Sep 8, 2022 - Politics

Massachussetts voters opt for a shade of purple

Illustration of a piece of paper with a blue hand pointing left, purple hand pointing up, and red hand pointing right with the purple hand checked off.

Illustration: Victoria Ellis/Axios

Even though progressive Democrats like Maura Healey and Andrea Campbell captured their party's nominations for governor and attorney general respectively yesterday, the primaries were big successes for moderates — relatively speaking.

Driving the news: Democrats explicitly running as the most progressive candidate on the ballot all went down to defeat, while candidates closer to the center prevailed.

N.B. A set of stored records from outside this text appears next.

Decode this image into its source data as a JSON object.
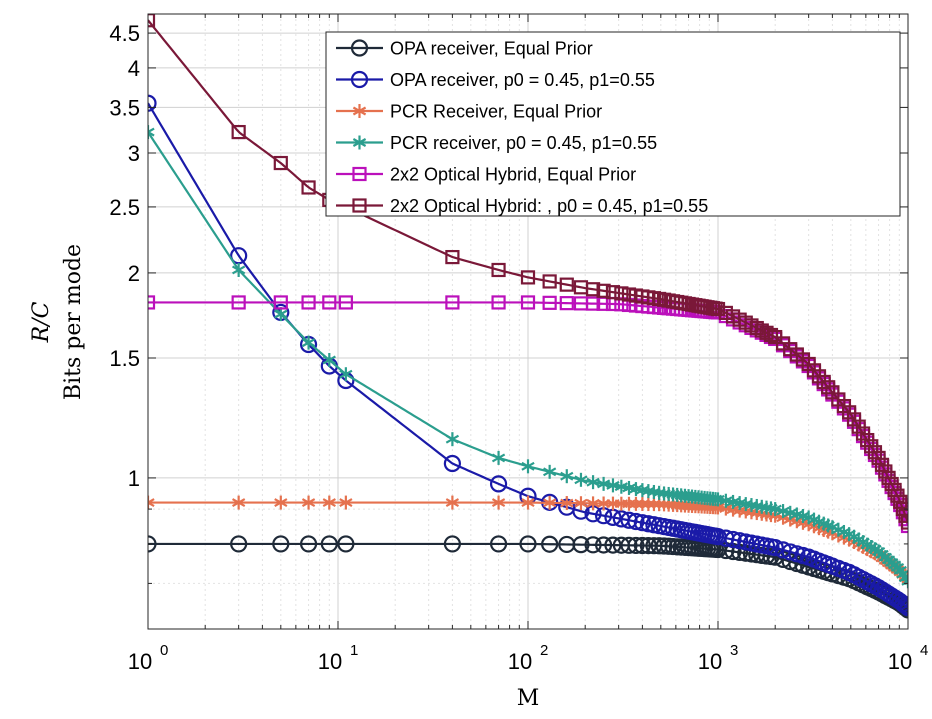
{
  "chart_data": {
    "type": "line",
    "xlabel": "M",
    "ylabel_line1": "R/C",
    "ylabel_line2": "Bits per mode",
    "xscale": "log",
    "yscale": "log",
    "xlim": [
      1,
      10000
    ],
    "ylim": [
      0.6,
      4.8
    ],
    "grid": true,
    "legend_position": "top-right",
    "x_ticks": [
      {
        "value": 1,
        "base": "10",
        "exp": "0"
      },
      {
        "value": 10,
        "base": "10",
        "exp": "1"
      },
      {
        "value": 100,
        "base": "10",
        "exp": "2"
      },
      {
        "value": 1000,
        "base": "10",
        "exp": "3"
      },
      {
        "value": 10000,
        "base": "10",
        "exp": "4"
      }
    ],
    "y_ticks": [
      {
        "value": 1,
        "label": "1"
      },
      {
        "value": 1.5,
        "label": "1.5"
      },
      {
        "value": 2,
        "label": "2"
      },
      {
        "value": 2.5,
        "label": "2.5"
      },
      {
        "value": 3,
        "label": "3"
      },
      {
        "value": 3.5,
        "label": "3.5"
      },
      {
        "value": 4,
        "label": "4"
      },
      {
        "value": 4.5,
        "label": "4.5"
      }
    ],
    "marker_x": [
      1,
      3,
      5,
      7,
      9,
      11,
      40,
      70,
      100,
      130,
      160,
      190,
      220,
      250,
      280,
      310,
      340,
      370,
      400,
      430,
      460,
      490,
      520,
      550,
      580,
      610,
      640,
      670,
      700,
      730,
      760,
      790,
      820,
      850,
      880,
      910,
      940,
      970,
      1000,
      1100,
      1200,
      1300,
      1400,
      1500,
      1600,
      1700,
      1800,
      1900,
      2000,
      2200,
      2400,
      2600,
      2800,
      3000,
      3200,
      3400,
      3600,
      3800,
      4000,
      4300,
      4600,
      4900,
      5200,
      5500,
      5800,
      6100,
      6400,
      6700,
      7000,
      7300,
      7600,
      7900,
      8200,
      8500,
      8800,
      9100,
      9400,
      9700,
      10000
    ],
    "series": [
      {
        "name": "OPA receiver, Equal Prior",
        "color": "#1f2a38",
        "marker": "circle",
        "points": [
          [
            1,
            0.8
          ],
          [
            100,
            0.8
          ],
          [
            500,
            0.795
          ],
          [
            1000,
            0.785
          ],
          [
            2000,
            0.765
          ],
          [
            3000,
            0.74
          ],
          [
            5000,
            0.71
          ],
          [
            7000,
            0.68
          ],
          [
            9000,
            0.655
          ],
          [
            10000,
            0.64
          ]
        ]
      },
      {
        "name": "OPA receiver, p0 = 0.45, p1=0.55",
        "color": "#1a1aa8",
        "marker": "circle",
        "points": [
          [
            1,
            3.55
          ],
          [
            3,
            2.12
          ],
          [
            5,
            1.75
          ],
          [
            7,
            1.57
          ],
          [
            9,
            1.46
          ],
          [
            11,
            1.39
          ],
          [
            40,
            1.05
          ],
          [
            70,
            0.98
          ],
          [
            100,
            0.94
          ],
          [
            200,
            0.89
          ],
          [
            500,
            0.85
          ],
          [
            1000,
            0.82
          ],
          [
            2000,
            0.79
          ],
          [
            3000,
            0.765
          ],
          [
            5000,
            0.725
          ],
          [
            7000,
            0.69
          ],
          [
            9000,
            0.66
          ],
          [
            10000,
            0.645
          ]
        ]
      },
      {
        "name": "PCR Receiver, Equal Prior",
        "color": "#e5714e",
        "marker": "asterisk",
        "points": [
          [
            1,
            0.92
          ],
          [
            100,
            0.92
          ],
          [
            500,
            0.915
          ],
          [
            1000,
            0.905
          ],
          [
            2000,
            0.88
          ],
          [
            3000,
            0.855
          ],
          [
            5000,
            0.81
          ],
          [
            7000,
            0.77
          ],
          [
            9000,
            0.73
          ],
          [
            10000,
            0.71
          ]
        ]
      },
      {
        "name": "PCR receiver, p0 = 0.45, p1=0.55",
        "color": "#2b9e8e",
        "marker": "asterisk",
        "points": [
          [
            1,
            3.22
          ],
          [
            3,
            2.02
          ],
          [
            5,
            1.74
          ],
          [
            7,
            1.58
          ],
          [
            9,
            1.49
          ],
          [
            11,
            1.42
          ],
          [
            40,
            1.14
          ],
          [
            70,
            1.07
          ],
          [
            100,
            1.04
          ],
          [
            200,
            0.99
          ],
          [
            500,
            0.95
          ],
          [
            1000,
            0.93
          ],
          [
            2000,
            0.9
          ],
          [
            3000,
            0.875
          ],
          [
            5000,
            0.825
          ],
          [
            7000,
            0.78
          ],
          [
            9000,
            0.735
          ],
          [
            10000,
            0.705
          ]
        ]
      },
      {
        "name": "2x2 Optical Hybrid, Equal Prior",
        "color": "#bb10bb",
        "marker": "square",
        "points": [
          [
            1,
            1.81
          ],
          [
            100,
            1.81
          ],
          [
            300,
            1.8
          ],
          [
            1000,
            1.75
          ],
          [
            2000,
            1.6
          ],
          [
            3000,
            1.46
          ],
          [
            5000,
            1.23
          ],
          [
            7000,
            1.06
          ],
          [
            9000,
            0.92
          ],
          [
            10000,
            0.85
          ]
        ]
      },
      {
        "name": "2x2 Optical Hybrid: , p0 = 0.45, p1=0.55",
        "color": "#7a1838",
        "marker": "square",
        "points": [
          [
            1,
            4.7
          ],
          [
            3,
            3.22
          ],
          [
            5,
            2.9
          ],
          [
            7,
            2.67
          ],
          [
            9,
            2.56
          ],
          [
            11,
            2.5
          ],
          [
            40,
            2.11
          ],
          [
            70,
            2.02
          ],
          [
            100,
            1.97
          ],
          [
            200,
            1.9
          ],
          [
            500,
            1.83
          ],
          [
            1000,
            1.77
          ],
          [
            2000,
            1.61
          ],
          [
            3000,
            1.47
          ],
          [
            5000,
            1.24
          ],
          [
            7000,
            1.07
          ],
          [
            9000,
            0.93
          ],
          [
            10000,
            0.86
          ]
        ]
      }
    ]
  }
}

Why it matters: Yes, Massachusetts voters rarely choose leaders from outside the Democratic Party, but even in the state with the bluest reputation, candidates further to the left often flame out.

What they're saying: "The center of gravity in Massachusetts often rests with left-of-center Democrats who don't travel in the most progressive lane in contested primaries," writes Commonwealth's Michael Jonas.

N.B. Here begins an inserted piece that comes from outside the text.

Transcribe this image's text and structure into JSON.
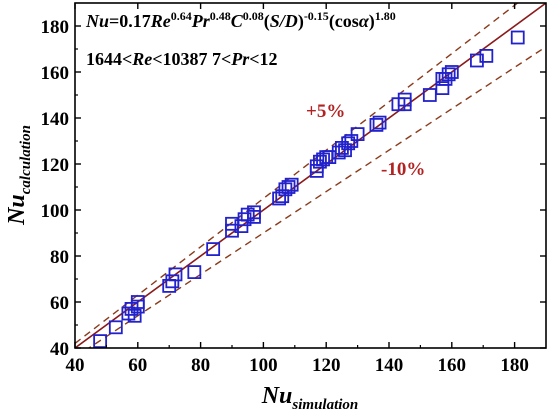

The intrigue: The state's top progressive politico, Sen. Elizabeth Warren, had a bad night, writes the Herald's Joe Battenfeld.

  • Warren had expended considerable political capital promoting labor attorney Shannon Liss-Riordan as the next great liberal attorney general, only to see her lose to Campbell.
  • Warren's 2018 opponent Geoff Diehl proved he's still the darling of the Trump-minded Mass. GOP by beating the more moderate Chris Doughty for the Republicans' gubernatorial nomination.

Liss-Riordan's loss also took some of the shine off Boston Mayor Michelle Wu's potential to become a kingmaker in the state.

  • Liss-Riordan held high-visibility campaign events with Warren and Wu at her side in the days leading up to the election. Healey similarly held joint campaign events with Campbell.
  • Wu's predecessor Marty Walsh had developed a reputation for a "kiss of death" when it came to his endorsements.

The trend continued down the ballot, with moderate Democrat Diana DiZoglio beating the more progressive Chris Dempsey for the auditor nomination.

  • Salem Mayor Kim Driscoll beat back two opponents who wear their progressive bona fides on their sleeves.
  • Secretary of State William Galvin, never a favorite of progressives, handily defeated Boston NAACP president Tanisha Sullivan.